Akademik Veri Yönetim Sistemi
Journal of Child Neurology, 2025 (SCI-Expanded, Scopus)
Myelin oligodendrocyte glycoprotein antibody–associated disease (MOGAD) encompasses a spectrum of demyelinating disorders of the central nervous system, including a rare subtype known as FLAMES (FLAIR-hyperintense Lesions in Anti-MOG–associated Encephalitis with Seizures). FLAMES typically presents with unilateral cortical lesions, seizures, and elevated inflammatory markers in cerebrospinal fluid (CSF). Although the pathophysiology remains incompletely understood, recent reports have suggested potential immunologic triggers, including biologic agents.
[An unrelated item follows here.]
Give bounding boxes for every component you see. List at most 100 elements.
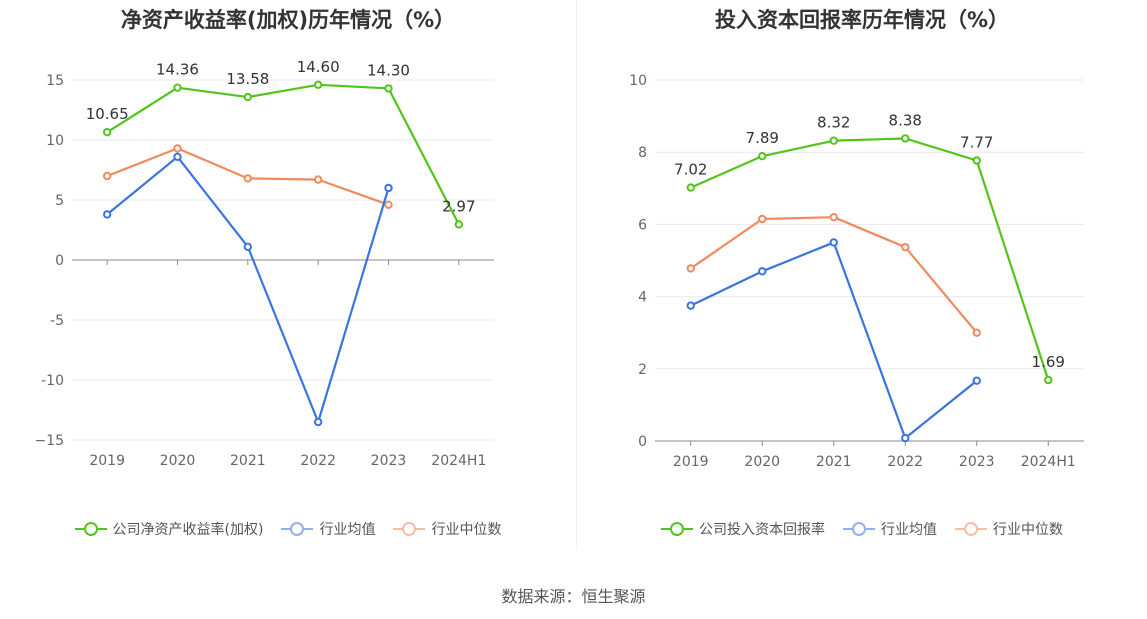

Herein, we present a case of a 17-year-old male adolescent with long-standing psoriasis, treated with the tumor necrosis factor α (TNF-α) inhibitor adalimumab, who developed FLAMES. The patient initially presented with focal seizures and severe headache, followed by neuropsychiatric symptoms and magnetic resonance imaging (MRI) findings consistent with cortical fluid-attenuated inversion recovery (FLAIR) hyperintensities. Diagnostic workup revealed positive anti-MOG antibodies, elevated CSF protein, and pleocytosis, whereas infectious etiologies were excluded. High-dose corticosteroids led to partial improvement, but behavioral disturbances and steroid-induced psychiatric effects necessitated a switch to intravenous immunoglobulin, which resulted in further clinical recovery. Due to the uncertain safety of other TNF-α inhibitors in similar contexts, alternative psoriasis treatment was considered. This case emphasizes the importance of recognizing FLAMES as a potential adverse event associated with TNF-α inhibitors and supports the need for individualized immunotherapy. Clinicians should be vigilant when patients receiving biologics present with new-onset seizures and cortical lesions. Further research is needed to elucidate the underlying mechanisms linking TNF-α inhibitor therapy and MOGAD.